Love is in the Bin is a 2018 art intervention by Banksy at Sotheby's London, with an unexpected self-destruction of his 2006 painting of Girl with Balloon immediately after it was sold at auction for a record £1,042,000. According to Sotheby's, it is "the first artwork in history to have been created live during an auction." The painting has been on permanent loan to the Staatsgalerie Stuttgart since March 2019.

Original work

The painting is an adaptation of Banksy's 2002 mural Girl with Balloon, rare as a unique work rather than a print. It was given by him to a friend shortly after the "Barely Legal" exhibition in 2006. Banksy has said he prepared the self-destruct mechanism at this time in case the work was ever put up for auction.

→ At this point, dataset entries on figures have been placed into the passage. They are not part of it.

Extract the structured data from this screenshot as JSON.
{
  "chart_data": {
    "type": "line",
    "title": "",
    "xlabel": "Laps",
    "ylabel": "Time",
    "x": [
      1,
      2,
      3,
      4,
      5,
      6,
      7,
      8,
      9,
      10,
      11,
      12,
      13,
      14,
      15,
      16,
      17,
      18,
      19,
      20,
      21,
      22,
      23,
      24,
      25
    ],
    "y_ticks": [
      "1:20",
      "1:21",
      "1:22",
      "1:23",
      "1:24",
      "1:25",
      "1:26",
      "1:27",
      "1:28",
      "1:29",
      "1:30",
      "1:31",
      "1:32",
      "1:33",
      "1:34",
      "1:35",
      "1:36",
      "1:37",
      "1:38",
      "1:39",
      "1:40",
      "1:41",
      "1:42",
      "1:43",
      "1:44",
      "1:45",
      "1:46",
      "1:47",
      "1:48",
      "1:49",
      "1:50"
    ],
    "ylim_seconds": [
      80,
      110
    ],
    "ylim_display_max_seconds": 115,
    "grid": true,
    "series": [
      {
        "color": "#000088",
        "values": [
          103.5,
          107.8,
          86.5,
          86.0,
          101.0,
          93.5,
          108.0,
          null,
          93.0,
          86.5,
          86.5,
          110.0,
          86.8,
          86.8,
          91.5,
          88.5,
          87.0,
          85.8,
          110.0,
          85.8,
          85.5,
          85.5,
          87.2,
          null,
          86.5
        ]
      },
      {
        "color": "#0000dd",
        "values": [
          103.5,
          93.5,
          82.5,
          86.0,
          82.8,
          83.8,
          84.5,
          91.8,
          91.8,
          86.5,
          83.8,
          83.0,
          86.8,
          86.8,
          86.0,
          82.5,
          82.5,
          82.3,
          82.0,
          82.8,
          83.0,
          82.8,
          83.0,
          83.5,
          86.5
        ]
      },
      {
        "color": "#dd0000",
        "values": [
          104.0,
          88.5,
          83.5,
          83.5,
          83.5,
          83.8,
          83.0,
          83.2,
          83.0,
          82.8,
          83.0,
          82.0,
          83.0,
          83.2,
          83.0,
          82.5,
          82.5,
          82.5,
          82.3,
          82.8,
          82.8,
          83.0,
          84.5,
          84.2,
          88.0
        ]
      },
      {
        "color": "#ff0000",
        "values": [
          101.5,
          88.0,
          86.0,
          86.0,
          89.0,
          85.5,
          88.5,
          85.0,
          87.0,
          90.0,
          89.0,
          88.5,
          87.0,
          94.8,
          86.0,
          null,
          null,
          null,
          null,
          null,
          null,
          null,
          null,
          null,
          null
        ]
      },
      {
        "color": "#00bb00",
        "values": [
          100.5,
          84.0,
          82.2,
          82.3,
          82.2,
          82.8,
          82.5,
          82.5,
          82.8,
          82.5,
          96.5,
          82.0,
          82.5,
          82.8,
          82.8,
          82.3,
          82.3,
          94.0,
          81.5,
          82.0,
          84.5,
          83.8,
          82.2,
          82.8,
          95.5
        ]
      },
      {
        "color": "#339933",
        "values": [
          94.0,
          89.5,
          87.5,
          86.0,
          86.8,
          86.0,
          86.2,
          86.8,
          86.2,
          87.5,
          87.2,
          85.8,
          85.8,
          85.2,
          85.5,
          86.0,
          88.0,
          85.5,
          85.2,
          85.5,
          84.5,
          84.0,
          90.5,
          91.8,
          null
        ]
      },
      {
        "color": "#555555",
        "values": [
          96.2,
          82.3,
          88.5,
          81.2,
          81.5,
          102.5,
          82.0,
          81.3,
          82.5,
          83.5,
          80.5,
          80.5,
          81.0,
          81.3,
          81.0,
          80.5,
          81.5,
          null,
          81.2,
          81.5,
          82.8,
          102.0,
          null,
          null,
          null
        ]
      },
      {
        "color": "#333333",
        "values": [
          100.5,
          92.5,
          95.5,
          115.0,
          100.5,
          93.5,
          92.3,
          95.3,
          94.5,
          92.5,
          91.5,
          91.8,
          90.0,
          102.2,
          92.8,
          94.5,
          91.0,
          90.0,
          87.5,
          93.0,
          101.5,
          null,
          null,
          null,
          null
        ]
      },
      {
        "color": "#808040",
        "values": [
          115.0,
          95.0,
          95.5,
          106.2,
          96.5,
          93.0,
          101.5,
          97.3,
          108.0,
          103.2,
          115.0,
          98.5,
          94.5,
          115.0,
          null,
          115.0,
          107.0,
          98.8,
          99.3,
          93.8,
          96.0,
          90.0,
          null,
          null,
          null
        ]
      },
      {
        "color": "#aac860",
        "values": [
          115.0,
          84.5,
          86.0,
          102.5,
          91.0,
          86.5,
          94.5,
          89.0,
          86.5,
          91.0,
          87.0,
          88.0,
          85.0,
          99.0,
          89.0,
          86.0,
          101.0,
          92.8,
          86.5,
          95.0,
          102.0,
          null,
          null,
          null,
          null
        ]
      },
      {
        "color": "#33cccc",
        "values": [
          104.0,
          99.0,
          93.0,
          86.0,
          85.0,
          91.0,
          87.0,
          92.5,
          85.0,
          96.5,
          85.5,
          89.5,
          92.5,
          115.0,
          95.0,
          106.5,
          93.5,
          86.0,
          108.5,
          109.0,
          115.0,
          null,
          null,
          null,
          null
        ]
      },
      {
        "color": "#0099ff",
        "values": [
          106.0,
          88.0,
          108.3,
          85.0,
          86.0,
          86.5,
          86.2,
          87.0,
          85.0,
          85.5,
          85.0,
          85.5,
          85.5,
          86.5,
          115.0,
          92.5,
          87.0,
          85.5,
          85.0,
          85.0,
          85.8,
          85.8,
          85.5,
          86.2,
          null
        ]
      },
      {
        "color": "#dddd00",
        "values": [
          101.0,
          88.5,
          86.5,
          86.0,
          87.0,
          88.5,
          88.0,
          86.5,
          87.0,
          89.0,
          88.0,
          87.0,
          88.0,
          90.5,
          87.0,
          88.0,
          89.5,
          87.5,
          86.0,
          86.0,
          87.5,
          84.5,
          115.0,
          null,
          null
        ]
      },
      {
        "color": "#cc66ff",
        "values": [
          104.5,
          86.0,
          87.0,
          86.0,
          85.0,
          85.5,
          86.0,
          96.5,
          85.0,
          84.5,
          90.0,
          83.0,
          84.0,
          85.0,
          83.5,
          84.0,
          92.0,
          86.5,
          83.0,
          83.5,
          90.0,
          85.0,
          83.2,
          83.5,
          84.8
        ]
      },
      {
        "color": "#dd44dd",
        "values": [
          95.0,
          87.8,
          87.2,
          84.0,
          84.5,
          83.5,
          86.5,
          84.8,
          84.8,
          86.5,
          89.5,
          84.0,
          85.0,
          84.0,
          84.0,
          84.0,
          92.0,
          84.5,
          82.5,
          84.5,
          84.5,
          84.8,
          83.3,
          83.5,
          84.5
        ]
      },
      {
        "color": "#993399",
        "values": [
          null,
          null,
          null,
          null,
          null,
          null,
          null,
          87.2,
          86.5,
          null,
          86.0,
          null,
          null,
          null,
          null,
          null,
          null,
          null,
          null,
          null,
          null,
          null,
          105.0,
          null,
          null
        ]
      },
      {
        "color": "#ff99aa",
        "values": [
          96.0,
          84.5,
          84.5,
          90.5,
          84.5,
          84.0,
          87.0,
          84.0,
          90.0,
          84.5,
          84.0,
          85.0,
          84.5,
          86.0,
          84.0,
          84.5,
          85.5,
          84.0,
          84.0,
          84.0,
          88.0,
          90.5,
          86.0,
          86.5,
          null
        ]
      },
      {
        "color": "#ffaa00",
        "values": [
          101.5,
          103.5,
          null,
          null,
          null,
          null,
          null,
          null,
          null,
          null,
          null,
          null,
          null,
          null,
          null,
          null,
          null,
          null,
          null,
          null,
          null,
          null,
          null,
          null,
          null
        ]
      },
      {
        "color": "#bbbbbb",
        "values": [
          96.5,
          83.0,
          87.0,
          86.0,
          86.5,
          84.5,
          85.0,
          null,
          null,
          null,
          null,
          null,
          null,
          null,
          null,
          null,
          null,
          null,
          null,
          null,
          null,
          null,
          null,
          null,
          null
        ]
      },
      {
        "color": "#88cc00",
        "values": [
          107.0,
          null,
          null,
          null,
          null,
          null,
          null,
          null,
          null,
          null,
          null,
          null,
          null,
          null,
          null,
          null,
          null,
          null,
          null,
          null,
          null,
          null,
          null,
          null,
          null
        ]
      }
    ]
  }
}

Auction and self-destruction

London sold the painting at auction on 5 October 2018, at an artist-record price of £1,042,000. Within seconds of the gavel drop, the canvas began sliding out of the bottom of the frame and shredding itself to the audible sound of a siren and the surprise exclamations of attendees. The shredder stopped when the canvas was about half-way through; Banksy has said this stop was unplanned and that he intended to shred the entire thing. The work was housed in a deep frame and was plugged in to facilitate built-in electrical lights, which powered the hidden paper shredder as well. Sotheby's said they had no foreknowledge of the mechanism.
After the shredding, there was a negotiation with the buyer to confirm the sale, and on 11 October it was agreed that the sale would go through at the original price. The work was renamed by Banksy's representatives from Girl with Balloon to Love is in the Bin. Market watchers speculated that the self-destruction would increase the artwork's value. Sotheby's released a statement that called it "the first artwork in history to have been created live during an auction".
It was reported that the artist uploaded a video of the event onto Instagram, showing the construction of the shredding mechanism and frame, but deleted the post. Banksy has released another video indicating that the painting was intended to be shredded completely, showing the painting being shredded with the words: "In rehearsals it worked every time".

Speculations

It has been speculated that a man seen filming the shredding was Banksy or someone connected to him.
Shortly after the auction, Josh Gilbert, an artist and blacksmith, noted what he thought were a number of inconsistencies with the work shredding itself.